The NGOs, including Human Rights Watch, Amnesty International and Open Society Justice Initiative, allege that police target Black people and people of Arab descent in choosing who to stop and check and say the practice is alienating those populations and a danger to society.
The issue of racial profiling has festered for years. Now, the organizations want deep law enforcement reforms, including a change in the article in the penal code that governs checks and currently gives police carte blanche with no trace of the encounter. They seek no monetary damages.
Prime Minister Jean Castex and France’s interior and justice ministers were served formal legal notice of the demands in a 145-page document including witness accounts, studies, and demands to ensure there’s no racial profiling in police checks.
Omer Mas Capitolin, a founder of Community House for Supportive Development, a grassroots NGO taking part in the legal action, said such checks are part of daily life for many people of color.
“When you’re always checked, it lowers your selfesteem,” and you become a “second-class citizen,” said Mas Capitolin, whose Paris group works with youth often stopped for checks that he said can end up in a police station.

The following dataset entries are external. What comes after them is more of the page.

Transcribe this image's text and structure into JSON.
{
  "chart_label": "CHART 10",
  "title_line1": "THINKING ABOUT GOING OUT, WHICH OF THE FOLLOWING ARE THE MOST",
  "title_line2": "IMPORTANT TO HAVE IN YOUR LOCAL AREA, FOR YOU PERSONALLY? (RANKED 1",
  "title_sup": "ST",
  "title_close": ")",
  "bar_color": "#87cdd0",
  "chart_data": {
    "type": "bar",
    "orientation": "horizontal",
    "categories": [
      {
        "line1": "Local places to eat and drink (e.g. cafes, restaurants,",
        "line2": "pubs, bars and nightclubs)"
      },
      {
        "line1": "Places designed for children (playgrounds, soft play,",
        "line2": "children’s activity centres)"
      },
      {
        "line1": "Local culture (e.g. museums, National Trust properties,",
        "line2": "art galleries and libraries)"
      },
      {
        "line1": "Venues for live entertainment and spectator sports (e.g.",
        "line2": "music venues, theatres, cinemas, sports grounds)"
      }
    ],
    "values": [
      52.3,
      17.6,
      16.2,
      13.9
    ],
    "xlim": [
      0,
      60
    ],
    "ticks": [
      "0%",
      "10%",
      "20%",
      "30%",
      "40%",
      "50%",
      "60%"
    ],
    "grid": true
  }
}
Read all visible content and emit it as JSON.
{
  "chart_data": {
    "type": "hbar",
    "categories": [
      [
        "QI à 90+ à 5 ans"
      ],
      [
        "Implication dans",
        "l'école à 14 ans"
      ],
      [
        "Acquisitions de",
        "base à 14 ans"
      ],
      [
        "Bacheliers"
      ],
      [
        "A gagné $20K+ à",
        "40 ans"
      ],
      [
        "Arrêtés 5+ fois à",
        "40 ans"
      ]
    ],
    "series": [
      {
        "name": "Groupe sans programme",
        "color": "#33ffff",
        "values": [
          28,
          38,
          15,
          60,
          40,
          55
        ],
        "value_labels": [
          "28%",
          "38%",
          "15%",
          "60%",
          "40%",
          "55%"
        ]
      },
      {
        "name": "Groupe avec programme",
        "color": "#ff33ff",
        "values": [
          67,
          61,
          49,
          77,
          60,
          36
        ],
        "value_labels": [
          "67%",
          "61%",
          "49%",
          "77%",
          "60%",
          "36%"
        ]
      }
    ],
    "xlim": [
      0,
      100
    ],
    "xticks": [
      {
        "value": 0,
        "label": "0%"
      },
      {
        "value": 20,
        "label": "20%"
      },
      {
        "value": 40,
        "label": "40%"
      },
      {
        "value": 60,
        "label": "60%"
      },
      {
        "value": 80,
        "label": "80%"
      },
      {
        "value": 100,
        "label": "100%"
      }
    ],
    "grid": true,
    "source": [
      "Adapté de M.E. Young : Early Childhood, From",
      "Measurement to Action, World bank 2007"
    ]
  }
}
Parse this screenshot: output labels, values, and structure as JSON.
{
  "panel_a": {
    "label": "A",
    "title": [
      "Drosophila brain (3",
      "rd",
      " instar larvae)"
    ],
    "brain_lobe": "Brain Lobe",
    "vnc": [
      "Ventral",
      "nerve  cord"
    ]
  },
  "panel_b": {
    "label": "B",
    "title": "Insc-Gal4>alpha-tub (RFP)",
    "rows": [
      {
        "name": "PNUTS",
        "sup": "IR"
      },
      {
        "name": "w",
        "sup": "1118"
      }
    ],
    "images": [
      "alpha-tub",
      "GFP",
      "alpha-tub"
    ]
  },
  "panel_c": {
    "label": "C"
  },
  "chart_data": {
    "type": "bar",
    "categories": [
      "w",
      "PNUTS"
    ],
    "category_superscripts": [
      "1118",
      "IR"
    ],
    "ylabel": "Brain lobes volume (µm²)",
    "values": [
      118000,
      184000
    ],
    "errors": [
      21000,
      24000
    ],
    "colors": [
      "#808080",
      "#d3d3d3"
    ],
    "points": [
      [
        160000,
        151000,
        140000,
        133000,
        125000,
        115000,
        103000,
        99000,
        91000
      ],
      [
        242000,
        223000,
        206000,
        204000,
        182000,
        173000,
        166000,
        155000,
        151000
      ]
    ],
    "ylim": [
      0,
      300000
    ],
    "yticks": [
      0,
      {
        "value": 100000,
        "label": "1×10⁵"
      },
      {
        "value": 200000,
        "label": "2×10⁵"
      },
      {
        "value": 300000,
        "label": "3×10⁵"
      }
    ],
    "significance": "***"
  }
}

The “victims are afraid to file complaints in this country
even if they know what happened isn’t normal,” he said, because they fear fallout from neighborhood police.

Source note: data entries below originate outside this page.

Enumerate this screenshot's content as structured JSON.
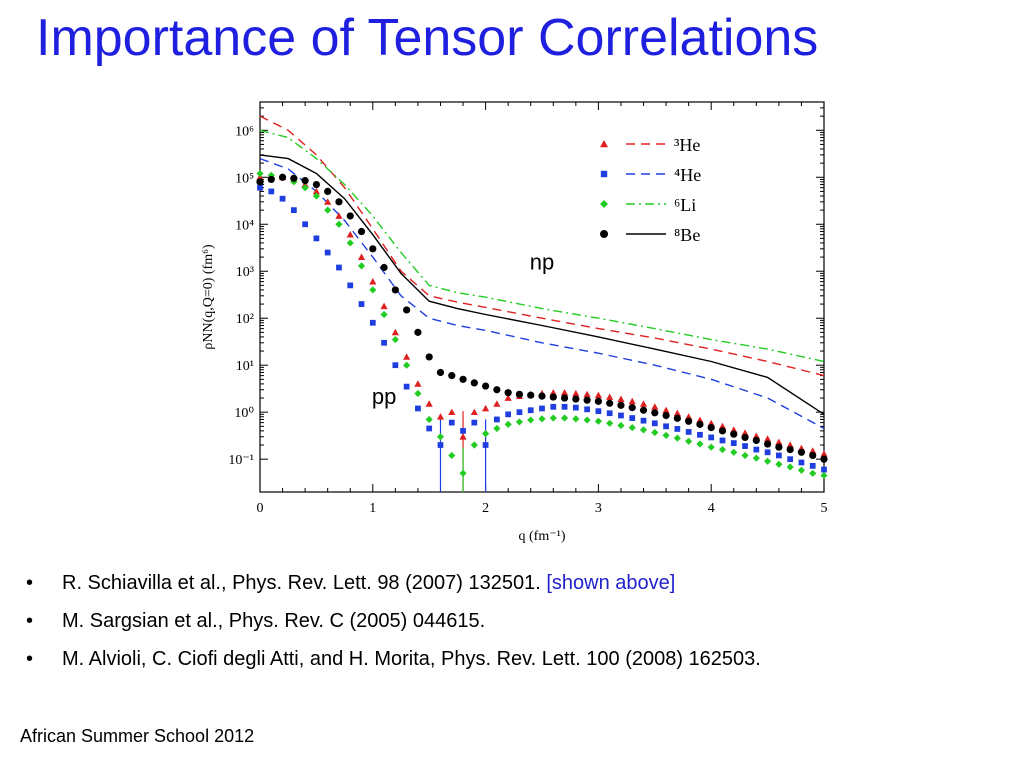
{
  "slide": {
    "title": "Importance of Tensor Correlations",
    "references": [
      {
        "text": "R. Schiavilla et al., Phys. Rev. Lett. 98 (2007) 132501. ",
        "link": "[shown above]"
      },
      {
        "text": "M. Sargsian et al., Phys. Rev. C (2005) 044615.",
        "link": ""
      },
      {
        "text": "M. Alvioli, C. Ciofi degli Atti, and H. Morita, Phys. Rev. Lett. 100 (2008) 162503.",
        "link": ""
      }
    ],
    "bullet_char": "•",
    "footer": "African Summer School 2012",
    "colors": {
      "title": "#1f1fe0",
      "link": "#2222cc"
    }
  },
  "chart_data": {
    "type": "scatter",
    "xlabel": "q (fm⁻¹)",
    "ylabel": "ρNN(q,Q=0) (fm⁶)",
    "xlim": [
      0,
      5
    ],
    "ylim": [
      0.02,
      4000000
    ],
    "yscale": "log",
    "grid": false,
    "legend_position": "top-right",
    "x_ticks": [
      "0",
      "1",
      "2",
      "3",
      "4",
      "5"
    ],
    "y_ticks": [
      {
        "value": 0.1,
        "label": "10⁻¹"
      },
      {
        "value": 1,
        "label": "10⁰"
      },
      {
        "value": 10,
        "label": "10¹"
      },
      {
        "value": 100,
        "label": "10²"
      },
      {
        "value": 1000,
        "label": "10³"
      },
      {
        "value": 10000,
        "label": "10⁴"
      },
      {
        "value": 100000,
        "label": "10⁵"
      },
      {
        "value": 1000000,
        "label": "10⁶"
      }
    ],
    "annotations": [
      {
        "text": "np",
        "x": 2.5,
        "y": 1100
      },
      {
        "text": "pp",
        "x": 1.1,
        "y": 1.5
      }
    ],
    "series": [
      {
        "name": "³He",
        "color": "#e02020",
        "marker": "triangle",
        "line_style": "dash",
        "np_curve": {
          "x": [
            0,
            0.25,
            0.5,
            0.75,
            1.0,
            1.25,
            1.5,
            1.75,
            2.0,
            2.5,
            3.0,
            3.5,
            4.0,
            4.5,
            5.0
          ],
          "y": [
            2000000,
            1000000,
            300000,
            60000,
            8000,
            1000,
            300,
            220,
            170,
            100,
            60,
            38,
            22,
            12,
            6
          ]
        },
        "pp_points": {
          "x": [
            0.0,
            0.1,
            0.2,
            0.3,
            0.4,
            0.5,
            0.6,
            0.7,
            0.8,
            0.9,
            1.0,
            1.1,
            1.2,
            1.3,
            1.4,
            1.5,
            1.6,
            1.7,
            1.8,
            1.9,
            2.0,
            2.1,
            2.2,
            2.3,
            2.4,
            2.5,
            2.6,
            2.7,
            2.8,
            2.9,
            3.0,
            3.1,
            3.2,
            3.3,
            3.4,
            3.5,
            3.6,
            3.7,
            3.8,
            3.9,
            4.0,
            4.1,
            4.2,
            4.3,
            4.4,
            4.5,
            4.6,
            4.7,
            4.8,
            4.9,
            5.0
          ],
          "y": [
            100000,
            110000,
            100000,
            90000,
            70000,
            50000,
            30000,
            15000,
            6000,
            2000,
            600,
            180,
            50,
            15,
            4,
            1.5,
            0.8,
            1.0,
            0.3,
            1.0,
            1.2,
            1.5,
            2.0,
            2.2,
            2.4,
            2.5,
            2.6,
            2.6,
            2.5,
            2.4,
            2.3,
            2.1,
            1.9,
            1.7,
            1.5,
            1.3,
            1.1,
            0.95,
            0.8,
            0.68,
            0.58,
            0.5,
            0.42,
            0.36,
            0.31,
            0.27,
            0.23,
            0.2,
            0.17,
            0.15,
            0.13
          ]
        }
      },
      {
        "name": "⁴He",
        "color": "#1f3ee0",
        "marker": "square",
        "line_style": "dash",
        "np_curve": {
          "x": [
            0,
            0.25,
            0.5,
            0.75,
            1.0,
            1.25,
            1.5,
            1.75,
            2.0,
            2.5,
            3.0,
            3.5,
            4.0,
            4.5,
            5.0
          ],
          "y": [
            250000,
            150000,
            50000,
            12000,
            2000,
            300,
            100,
            70,
            55,
            30,
            18,
            10,
            5,
            2,
            0.45
          ]
        },
        "pp_points": {
          "x": [
            0.0,
            0.1,
            0.2,
            0.3,
            0.4,
            0.5,
            0.6,
            0.7,
            0.8,
            0.9,
            1.0,
            1.1,
            1.2,
            1.3,
            1.4,
            1.5,
            1.6,
            1.7,
            1.8,
            1.9,
            2.0,
            2.1,
            2.2,
            2.3,
            2.4,
            2.5,
            2.6,
            2.7,
            2.8,
            2.9,
            3.0,
            3.1,
            3.2,
            3.3,
            3.4,
            3.5,
            3.6,
            3.7,
            3.8,
            3.9,
            4.0,
            4.1,
            4.2,
            4.3,
            4.4,
            4.5,
            4.6,
            4.7,
            4.8,
            4.9,
            5.0
          ],
          "y": [
            60000,
            50000,
            35000,
            20000,
            10000,
            5000,
            2500,
            1200,
            500,
            200,
            80,
            30,
            10,
            3.5,
            1.2,
            0.45,
            0.2,
            0.6,
            0.4,
            0.6,
            0.2,
            0.7,
            0.9,
            1.0,
            1.1,
            1.2,
            1.3,
            1.3,
            1.25,
            1.15,
            1.05,
            0.95,
            0.85,
            0.75,
            0.66,
            0.58,
            0.5,
            0.44,
            0.38,
            0.33,
            0.29,
            0.25,
            0.22,
            0.19,
            0.16,
            0.14,
            0.12,
            0.1,
            0.085,
            0.072,
            0.06
          ]
        }
      },
      {
        "name": "⁶Li",
        "color": "#22cc22",
        "marker": "diamond",
        "line_style": "dashdot",
        "np_curve": {
          "x": [
            0,
            0.25,
            0.5,
            0.75,
            1.0,
            1.25,
            1.5,
            1.75,
            2.0,
            2.5,
            3.0,
            3.5,
            4.0,
            4.5,
            5.0
          ],
          "y": [
            1000000,
            700000,
            250000,
            70000,
            15000,
            2500,
            500,
            350,
            280,
            160,
            100,
            60,
            35,
            22,
            12
          ]
        },
        "pp_points": {
          "x": [
            0.0,
            0.1,
            0.2,
            0.3,
            0.4,
            0.5,
            0.6,
            0.7,
            0.8,
            0.9,
            1.0,
            1.1,
            1.2,
            1.3,
            1.4,
            1.5,
            1.6,
            1.7,
            1.8,
            1.9,
            2.0,
            2.1,
            2.2,
            2.3,
            2.4,
            2.5,
            2.6,
            2.7,
            2.8,
            2.9,
            3.0,
            3.1,
            3.2,
            3.3,
            3.4,
            3.5,
            3.6,
            3.7,
            3.8,
            3.9,
            4.0,
            4.1,
            4.2,
            4.3,
            4.4,
            4.5,
            4.6,
            4.7,
            4.8,
            4.9,
            5.0
          ],
          "y": [
            120000,
            110000,
            100000,
            80000,
            60000,
            40000,
            20000,
            10000,
            4000,
            1300,
            400,
            120,
            35,
            10,
            2.5,
            0.7,
            0.3,
            0.12,
            0.05,
            0.2,
            0.35,
            0.45,
            0.55,
            0.62,
            0.68,
            0.72,
            0.75,
            0.75,
            0.72,
            0.68,
            0.64,
            0.58,
            0.52,
            0.47,
            0.42,
            0.37,
            0.32,
            0.28,
            0.24,
            0.21,
            0.18,
            0.16,
            0.14,
            0.12,
            0.105,
            0.09,
            0.078,
            0.068,
            0.058,
            0.05,
            0.045
          ]
        }
      },
      {
        "name": "⁸Be",
        "color": "#000000",
        "marker": "circle",
        "line_style": "solid",
        "np_curve": {
          "x": [
            0,
            0.25,
            0.5,
            0.75,
            1.0,
            1.25,
            1.5,
            1.75,
            2.0,
            2.5,
            3.0,
            3.5,
            4.0,
            4.5,
            5.0
          ],
          "y": [
            300000,
            250000,
            120000,
            35000,
            6000,
            900,
            230,
            160,
            120,
            70,
            40,
            22,
            12,
            5.5,
            0.9
          ]
        },
        "pp_points": {
          "x": [
            0.0,
            0.1,
            0.2,
            0.3,
            0.4,
            0.5,
            0.6,
            0.7,
            0.8,
            0.9,
            1.0,
            1.1,
            1.2,
            1.3,
            1.4,
            1.5,
            1.6,
            1.7,
            1.8,
            1.9,
            2.0,
            2.1,
            2.2,
            2.3,
            2.4,
            2.5,
            2.6,
            2.7,
            2.8,
            2.9,
            3.0,
            3.1,
            3.2,
            3.3,
            3.4,
            3.5,
            3.6,
            3.7,
            3.8,
            3.9,
            4.0,
            4.1,
            4.2,
            4.3,
            4.4,
            4.5,
            4.6,
            4.7,
            4.8,
            4.9,
            5.0
          ],
          "y": [
            80000,
            90000,
            100000,
            95000,
            85000,
            70000,
            50000,
            30000,
            15000,
            7000,
            3000,
            1200,
            400,
            150,
            50,
            15,
            7,
            6,
            5,
            4.2,
            3.6,
            3.0,
            2.6,
            2.4,
            2.3,
            2.2,
            2.1,
            2.0,
            1.9,
            1.8,
            1.7,
            1.55,
            1.4,
            1.25,
            1.1,
            0.97,
            0.85,
            0.74,
            0.64,
            0.55,
            0.47,
            0.4,
            0.34,
            0.29,
            0.25,
            0.21,
            0.18,
            0.16,
            0.14,
            0.12,
            0.1
          ]
        }
      }
    ]
  }
}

He called it a “mechanical reflex” for police to stop nonwhites, a practice he said is damaging to the person being checked and ultimately to relations between officers and the public they are expected to protect.
Mas Capitolin said the case of George Floyd, the Black American who died last year in Minneapolis after a white police officer pressed his knee into Floyd’s neck, is becoming a catalyst for change in France.
Police are of another mind. For Stanislas Gaudon, general delegate for Alliance Police Union, the claim that police discriminate in ID checks drew a big “no.”
“You know, police officers don’t get up in the morning thinking ‘I’m going to go out and check the IDs of people of Arab descent or Black people, or maybe Asian people or European people.’ No,” he said in an interview.
“No, police are not discriminating and no, the police
don’t do racial profiling,” Gaudon added.
However, a non-white police officer posted in a tough Paris suburb who is not connected with the case told the AP he is often subjected to ID checks when in civilian clothes.
“When I’m not in uniform, I’m a person of color,” said the officer, who asked to remain anonymous in keeping with police rules and due to the sensitive nature of the topic. Police need a legal basis for their actions, “but 80% of the time they do checks (based on) heads” — meaning how a person looks.
In neighborhoods with a reputation for being tough, the encounter can include insults by police, the officer said. Discrimination within police ranks is a reality, he contended, and “unfortunately people don’t want to see.”
“Repression” is the only contact with the public, he claimed.
The lead lawyer in the case, Antoine Lyon-Caen, stressed the legal action does not target individual officers but “the system itself that
generates, by its rules, habits, culture, a discriminatory practice.”
“Since the shortcomings of the state (concern) a systemic practice, the response, the reactions, the remedies, the measures must be systemic,” Lyon-Caen said at a news conference with NGOs taking action.
.Major changes could be of service to police, he added, helping rebuild their ties with the public.
The New York Police Department stands as a precursor for France. The largest law enforcement department in the U.S. was forced to make major changes after a 2013 class-action lawsuit brought by a dozen Black and brown New Yorkers who said they were stopped solely because of their race. A federal judge ruled the NYPD had violated the civil rights of tens of thousands of New Yorkers.
City leaders at the time said the checks were a necessary crime-fighting tool, but very few checks resulted in arrest. Stops dropped precipitously under the new regime, but crime did not rise.